An Unexpected Shortfall
Since Reglue began in 2005, it has provided over 1600 used computers to disadvantaged computers, picking them up and refurbishing them them with free software At the same time, it has opened community education centers throughout Austin as a way of helping other people at a disadvantage. I have not worked with Reglue personally, since I live several thousand kilometers away, but I was involved for years with similar activities at Free Geek Vancouver, and believe me, it is the sort of work for which the adjective "Righteous" comes to mind -- even to an agnostic like me.

Ordinarily, with the help of volunteers, Reglue works wonders on what would be more accurate to call pocket change rather than a budget. However, Starks tells me that, "Reglue has had some nasty setbacks in 2016 with break-ins and unforeseen financial costs." Without immediate donations, he adds, "we are looking at suspending operations within the next 6 months, with a full close-down in 16 months."

What worries Starks is that, unlike in previous years, "The money just didn't come in time. Last year, we raised in excess of $10k in less than 90 days.

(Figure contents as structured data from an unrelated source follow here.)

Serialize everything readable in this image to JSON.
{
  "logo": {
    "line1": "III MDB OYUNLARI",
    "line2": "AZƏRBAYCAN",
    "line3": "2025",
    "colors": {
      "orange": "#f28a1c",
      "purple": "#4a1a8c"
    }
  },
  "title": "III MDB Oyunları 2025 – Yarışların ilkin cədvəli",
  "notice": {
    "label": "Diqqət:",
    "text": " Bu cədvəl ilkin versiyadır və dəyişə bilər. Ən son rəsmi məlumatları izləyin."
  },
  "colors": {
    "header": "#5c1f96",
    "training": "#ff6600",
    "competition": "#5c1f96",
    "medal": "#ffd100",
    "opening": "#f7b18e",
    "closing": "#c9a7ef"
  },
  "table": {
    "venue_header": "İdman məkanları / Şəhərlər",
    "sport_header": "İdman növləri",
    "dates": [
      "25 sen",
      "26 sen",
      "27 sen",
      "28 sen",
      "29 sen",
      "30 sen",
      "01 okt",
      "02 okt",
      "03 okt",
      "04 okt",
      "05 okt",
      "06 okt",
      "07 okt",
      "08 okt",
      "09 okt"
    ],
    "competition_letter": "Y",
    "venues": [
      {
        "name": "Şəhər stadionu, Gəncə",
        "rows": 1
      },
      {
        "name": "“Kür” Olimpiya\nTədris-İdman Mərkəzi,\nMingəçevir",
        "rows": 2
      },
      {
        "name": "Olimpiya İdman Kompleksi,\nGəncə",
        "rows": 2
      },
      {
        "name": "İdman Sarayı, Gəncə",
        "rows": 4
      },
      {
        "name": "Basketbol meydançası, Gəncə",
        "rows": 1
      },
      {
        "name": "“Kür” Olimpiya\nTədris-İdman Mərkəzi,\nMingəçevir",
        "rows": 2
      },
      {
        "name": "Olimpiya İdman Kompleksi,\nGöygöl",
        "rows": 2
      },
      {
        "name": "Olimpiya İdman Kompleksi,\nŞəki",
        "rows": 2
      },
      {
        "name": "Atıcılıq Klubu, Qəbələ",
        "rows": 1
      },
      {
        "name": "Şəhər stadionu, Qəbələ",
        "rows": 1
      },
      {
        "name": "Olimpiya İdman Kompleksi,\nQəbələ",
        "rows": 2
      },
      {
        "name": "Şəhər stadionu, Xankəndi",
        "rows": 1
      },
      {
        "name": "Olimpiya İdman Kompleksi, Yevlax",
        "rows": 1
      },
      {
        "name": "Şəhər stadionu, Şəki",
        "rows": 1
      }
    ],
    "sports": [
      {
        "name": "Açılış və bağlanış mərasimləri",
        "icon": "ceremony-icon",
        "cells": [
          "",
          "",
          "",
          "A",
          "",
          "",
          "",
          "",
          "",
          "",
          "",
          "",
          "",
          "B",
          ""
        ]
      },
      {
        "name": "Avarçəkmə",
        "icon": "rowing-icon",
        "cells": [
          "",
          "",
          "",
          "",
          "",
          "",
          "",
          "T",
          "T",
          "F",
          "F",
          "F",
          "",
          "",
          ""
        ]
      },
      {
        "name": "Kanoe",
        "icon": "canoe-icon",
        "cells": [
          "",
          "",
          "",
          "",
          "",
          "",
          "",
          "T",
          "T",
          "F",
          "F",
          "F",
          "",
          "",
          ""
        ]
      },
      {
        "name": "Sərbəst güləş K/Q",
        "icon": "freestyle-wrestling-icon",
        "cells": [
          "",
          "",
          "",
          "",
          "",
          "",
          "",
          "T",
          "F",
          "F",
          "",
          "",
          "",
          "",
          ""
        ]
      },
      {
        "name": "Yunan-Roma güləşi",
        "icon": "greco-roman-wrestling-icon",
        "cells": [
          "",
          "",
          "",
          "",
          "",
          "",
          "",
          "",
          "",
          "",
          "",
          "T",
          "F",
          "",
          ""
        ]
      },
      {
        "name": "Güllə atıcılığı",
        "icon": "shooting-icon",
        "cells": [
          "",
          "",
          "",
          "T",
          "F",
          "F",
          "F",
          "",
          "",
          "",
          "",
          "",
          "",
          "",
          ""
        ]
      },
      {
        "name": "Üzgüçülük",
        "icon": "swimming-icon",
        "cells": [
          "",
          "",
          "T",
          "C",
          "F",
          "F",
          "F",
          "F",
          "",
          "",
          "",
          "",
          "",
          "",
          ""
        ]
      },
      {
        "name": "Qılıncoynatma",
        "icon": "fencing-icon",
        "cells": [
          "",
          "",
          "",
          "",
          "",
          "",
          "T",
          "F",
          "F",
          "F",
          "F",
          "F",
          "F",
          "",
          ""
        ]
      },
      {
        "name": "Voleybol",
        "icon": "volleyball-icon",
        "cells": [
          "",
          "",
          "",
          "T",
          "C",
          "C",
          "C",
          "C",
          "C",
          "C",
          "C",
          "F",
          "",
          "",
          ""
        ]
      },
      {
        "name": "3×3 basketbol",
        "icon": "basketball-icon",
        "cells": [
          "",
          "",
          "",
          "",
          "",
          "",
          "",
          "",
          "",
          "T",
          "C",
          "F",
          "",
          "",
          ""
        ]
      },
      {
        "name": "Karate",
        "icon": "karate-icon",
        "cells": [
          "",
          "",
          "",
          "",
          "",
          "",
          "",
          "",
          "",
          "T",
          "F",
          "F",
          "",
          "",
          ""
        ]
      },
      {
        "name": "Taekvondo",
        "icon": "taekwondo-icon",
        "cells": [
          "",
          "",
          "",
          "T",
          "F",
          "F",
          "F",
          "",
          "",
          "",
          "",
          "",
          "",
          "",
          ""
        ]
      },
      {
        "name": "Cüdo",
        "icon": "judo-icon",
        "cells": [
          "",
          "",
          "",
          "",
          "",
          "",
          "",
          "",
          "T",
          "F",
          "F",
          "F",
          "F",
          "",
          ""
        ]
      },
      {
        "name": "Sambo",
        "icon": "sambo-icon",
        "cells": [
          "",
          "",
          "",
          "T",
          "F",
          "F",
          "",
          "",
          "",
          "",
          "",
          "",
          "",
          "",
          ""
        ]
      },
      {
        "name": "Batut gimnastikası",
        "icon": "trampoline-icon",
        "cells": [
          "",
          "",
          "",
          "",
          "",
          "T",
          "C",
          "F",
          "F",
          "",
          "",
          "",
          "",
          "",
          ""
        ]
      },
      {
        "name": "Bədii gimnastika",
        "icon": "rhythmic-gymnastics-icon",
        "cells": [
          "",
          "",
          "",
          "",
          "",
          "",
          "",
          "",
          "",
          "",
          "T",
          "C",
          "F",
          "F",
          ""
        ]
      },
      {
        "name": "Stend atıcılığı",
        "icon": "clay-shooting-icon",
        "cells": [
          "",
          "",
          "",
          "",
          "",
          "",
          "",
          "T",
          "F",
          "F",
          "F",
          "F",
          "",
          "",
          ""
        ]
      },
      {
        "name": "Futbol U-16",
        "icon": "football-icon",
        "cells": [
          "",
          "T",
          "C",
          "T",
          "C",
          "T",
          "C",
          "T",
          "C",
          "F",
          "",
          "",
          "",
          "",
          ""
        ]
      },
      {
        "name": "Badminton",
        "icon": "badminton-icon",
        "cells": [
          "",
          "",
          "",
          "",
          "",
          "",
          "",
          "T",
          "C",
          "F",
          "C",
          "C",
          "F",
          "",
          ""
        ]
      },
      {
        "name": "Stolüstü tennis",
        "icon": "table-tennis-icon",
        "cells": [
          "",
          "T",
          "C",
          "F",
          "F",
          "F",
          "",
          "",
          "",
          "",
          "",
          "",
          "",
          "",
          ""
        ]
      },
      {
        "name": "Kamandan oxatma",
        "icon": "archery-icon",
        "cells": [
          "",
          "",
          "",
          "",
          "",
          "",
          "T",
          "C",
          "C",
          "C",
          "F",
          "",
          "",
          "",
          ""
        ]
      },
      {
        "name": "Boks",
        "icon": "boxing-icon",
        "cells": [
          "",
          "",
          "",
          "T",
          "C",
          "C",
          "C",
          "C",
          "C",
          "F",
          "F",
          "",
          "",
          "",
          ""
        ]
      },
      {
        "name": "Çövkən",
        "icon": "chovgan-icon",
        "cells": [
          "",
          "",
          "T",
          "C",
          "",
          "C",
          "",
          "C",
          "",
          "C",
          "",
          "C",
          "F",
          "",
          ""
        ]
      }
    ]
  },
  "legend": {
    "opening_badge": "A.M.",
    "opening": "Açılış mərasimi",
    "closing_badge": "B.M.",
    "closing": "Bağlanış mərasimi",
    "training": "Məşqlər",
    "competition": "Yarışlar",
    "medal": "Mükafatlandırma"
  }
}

To this date, we've not gotten 20% of what we need."

Starks is hoping to secure funding for 2018, but that still leaves the next ten months to struggle through. "We just don't have the cushion this year to carry us through, and it kills me to see a decade of work shut down by a lack of a couple of thousand dollars."

A donation in the next few days would go a long way towards helping Reglue bridge its funding gap. However, after the current fundraising campaign, donations can be made through Paypal or through the Donate button on Reglue's home page

As I said, it's a matter of getting back to basics. If organizations like Reglue aren't what free software is about, then I don't know what is.